A Abin e o grampo
Artigo publicado no jornal O Estado de S. Paulo de 09.05.2007.
Autor: Frederico Crissiúma de Figueiredo
O sigilo das comunicações é garantia essencial em qualquer Estado Democrático de Direito. No Brasil, a partir da Constituição de 1988, não poderia ser diferente. Por essa razão, foi alçado à condição de direito fundamental. O artigo 5o, XII, da Carta Política, prevê expressamente que “é inviolável o sigilo da correspondência, das comunicações telegráficas, de dados e das comunicações telefônicas”. A seguir, o próprio dispositivo constitucional aponta as únicas hipóteses que excepcionam a regra: “salvo, no último caso [comunicações telefônicas], por ordem judicial, nas hipóteses e na forma que a lei estabelecer para fins de investigação criminal ou instrução processual penal”.

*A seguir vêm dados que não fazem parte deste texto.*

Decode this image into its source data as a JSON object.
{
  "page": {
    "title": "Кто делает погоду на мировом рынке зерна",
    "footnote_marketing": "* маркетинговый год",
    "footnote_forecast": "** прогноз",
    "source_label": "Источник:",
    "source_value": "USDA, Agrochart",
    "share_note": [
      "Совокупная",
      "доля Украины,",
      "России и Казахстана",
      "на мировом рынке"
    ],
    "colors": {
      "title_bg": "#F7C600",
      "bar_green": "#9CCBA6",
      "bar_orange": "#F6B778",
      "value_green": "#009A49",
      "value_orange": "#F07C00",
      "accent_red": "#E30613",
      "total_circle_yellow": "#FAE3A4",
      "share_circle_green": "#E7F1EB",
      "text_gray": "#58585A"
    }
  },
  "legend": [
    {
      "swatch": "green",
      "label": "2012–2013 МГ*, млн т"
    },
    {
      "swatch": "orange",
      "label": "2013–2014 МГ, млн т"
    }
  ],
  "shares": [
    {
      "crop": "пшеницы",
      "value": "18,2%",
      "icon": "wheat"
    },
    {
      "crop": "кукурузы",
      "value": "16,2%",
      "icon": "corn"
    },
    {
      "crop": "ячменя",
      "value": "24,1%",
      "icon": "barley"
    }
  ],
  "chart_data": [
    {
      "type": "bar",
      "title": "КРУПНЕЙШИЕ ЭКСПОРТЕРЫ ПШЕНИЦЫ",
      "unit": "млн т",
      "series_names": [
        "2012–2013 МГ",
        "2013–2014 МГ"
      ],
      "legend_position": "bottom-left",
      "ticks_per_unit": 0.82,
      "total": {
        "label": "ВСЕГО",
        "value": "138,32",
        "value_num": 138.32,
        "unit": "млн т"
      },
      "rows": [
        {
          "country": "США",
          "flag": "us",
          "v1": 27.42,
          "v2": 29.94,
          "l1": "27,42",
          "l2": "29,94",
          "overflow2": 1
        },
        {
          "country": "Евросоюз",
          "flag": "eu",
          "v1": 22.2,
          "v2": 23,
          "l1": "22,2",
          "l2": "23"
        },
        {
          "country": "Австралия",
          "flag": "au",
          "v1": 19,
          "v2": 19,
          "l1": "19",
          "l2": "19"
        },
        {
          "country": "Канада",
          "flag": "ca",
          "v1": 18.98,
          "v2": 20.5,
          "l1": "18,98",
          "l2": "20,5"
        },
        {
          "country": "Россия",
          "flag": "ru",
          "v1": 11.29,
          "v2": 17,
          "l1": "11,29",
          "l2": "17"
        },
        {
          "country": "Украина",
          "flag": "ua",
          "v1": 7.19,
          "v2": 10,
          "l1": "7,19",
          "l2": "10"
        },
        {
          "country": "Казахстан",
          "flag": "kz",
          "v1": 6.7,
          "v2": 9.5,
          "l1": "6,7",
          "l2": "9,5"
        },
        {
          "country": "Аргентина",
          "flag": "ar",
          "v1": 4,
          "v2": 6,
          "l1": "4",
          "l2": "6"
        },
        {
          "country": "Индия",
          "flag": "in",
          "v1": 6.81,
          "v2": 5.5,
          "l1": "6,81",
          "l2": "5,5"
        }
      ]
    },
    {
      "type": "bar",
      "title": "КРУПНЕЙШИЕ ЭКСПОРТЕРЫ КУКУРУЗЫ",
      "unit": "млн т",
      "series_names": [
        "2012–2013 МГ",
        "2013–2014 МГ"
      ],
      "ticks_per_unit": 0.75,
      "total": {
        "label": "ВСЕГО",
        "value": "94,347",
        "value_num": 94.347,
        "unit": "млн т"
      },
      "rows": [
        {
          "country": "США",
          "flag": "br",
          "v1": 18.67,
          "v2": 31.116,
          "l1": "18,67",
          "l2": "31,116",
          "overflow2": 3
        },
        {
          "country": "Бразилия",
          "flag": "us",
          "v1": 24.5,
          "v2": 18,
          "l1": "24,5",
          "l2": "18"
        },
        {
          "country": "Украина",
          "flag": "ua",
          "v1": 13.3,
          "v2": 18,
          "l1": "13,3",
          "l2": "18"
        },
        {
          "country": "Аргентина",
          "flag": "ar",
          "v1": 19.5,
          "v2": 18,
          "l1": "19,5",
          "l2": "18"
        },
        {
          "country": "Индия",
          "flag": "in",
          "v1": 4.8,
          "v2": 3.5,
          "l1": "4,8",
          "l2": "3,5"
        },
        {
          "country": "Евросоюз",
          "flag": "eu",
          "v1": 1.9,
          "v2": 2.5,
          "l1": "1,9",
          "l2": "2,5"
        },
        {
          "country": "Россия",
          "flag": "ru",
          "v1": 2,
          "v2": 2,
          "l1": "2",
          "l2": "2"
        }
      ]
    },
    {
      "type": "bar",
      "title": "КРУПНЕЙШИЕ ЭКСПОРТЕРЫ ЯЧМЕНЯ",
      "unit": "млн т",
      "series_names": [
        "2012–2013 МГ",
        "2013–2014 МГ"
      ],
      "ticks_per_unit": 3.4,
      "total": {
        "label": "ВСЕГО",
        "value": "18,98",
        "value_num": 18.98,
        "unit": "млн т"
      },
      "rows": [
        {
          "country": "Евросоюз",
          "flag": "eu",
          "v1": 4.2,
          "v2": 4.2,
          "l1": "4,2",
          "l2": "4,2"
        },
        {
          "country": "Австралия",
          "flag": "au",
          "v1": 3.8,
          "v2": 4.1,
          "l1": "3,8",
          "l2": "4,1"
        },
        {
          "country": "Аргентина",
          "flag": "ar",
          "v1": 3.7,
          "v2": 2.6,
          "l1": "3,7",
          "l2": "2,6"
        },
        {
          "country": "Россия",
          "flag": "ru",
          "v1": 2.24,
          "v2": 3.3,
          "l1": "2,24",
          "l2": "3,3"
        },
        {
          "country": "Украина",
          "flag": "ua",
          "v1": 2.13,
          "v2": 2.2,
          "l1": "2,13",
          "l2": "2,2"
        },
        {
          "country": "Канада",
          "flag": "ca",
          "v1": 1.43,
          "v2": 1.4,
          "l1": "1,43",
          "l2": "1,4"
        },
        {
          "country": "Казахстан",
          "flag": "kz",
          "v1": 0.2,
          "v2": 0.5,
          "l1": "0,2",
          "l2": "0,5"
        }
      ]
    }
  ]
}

Valendo-nos da premissa constitucional, causa surpresa a proposta apresentada pelo futuro Diretor da Agência Brasileira de Inteligência (Abin), Delegado Paulo Lacerda, ao solicitar ao Congresso a aprovação de lei que autorize o órgão a fazer escutas telefônicas.
A Abin tem suas funções elencadas na Lei no 9.883/99, e presta-se a fornecer subsídios ao Presidente da República nos assuntos de interesse nacional (art. 1o).
Verifica-se, portanto, a absoluta impossibilidade de a Abin proceder a qualquer interceptação telefônica, ainda que seja elaborada lei que o permita: essa interceptação nunca se prestará, como exige a Constituição Federal, à investigação criminal ou instrução processual penal. Estaríamos diante de manifesta e incontornável inconstitucionalidade. Não há, sequer, possibilidade de emenda constitucional sobre o assunto, por se tratar de cláusula pétrea, imutável.
Não se pode olvidar, por outro lado, que nossa sistemática legal não está preparada para evitar hipotéticos excessos cometidos pela Abin. Ao contrário das polícias civil e federal, sujeitas ao controle externo pelo Ministério Público, a Abin reporta-se diretamente ao Presidente da República, impedindo-se com isso, a efetiva fiscalização de suas atividades.
Por isso, num momento em que se questiona, no mundo inteiro, os limites da atuação estatal, em contraponto aos direitos e garantias individuais dos cidadãos, qualquer medida que pretenda ampliar o poder do Estado deve ser combatida.
Frederico Crissiúma de Figueiredo, Advogado criminalista, é integrante do escritório Castelo Branco Advogados Associados.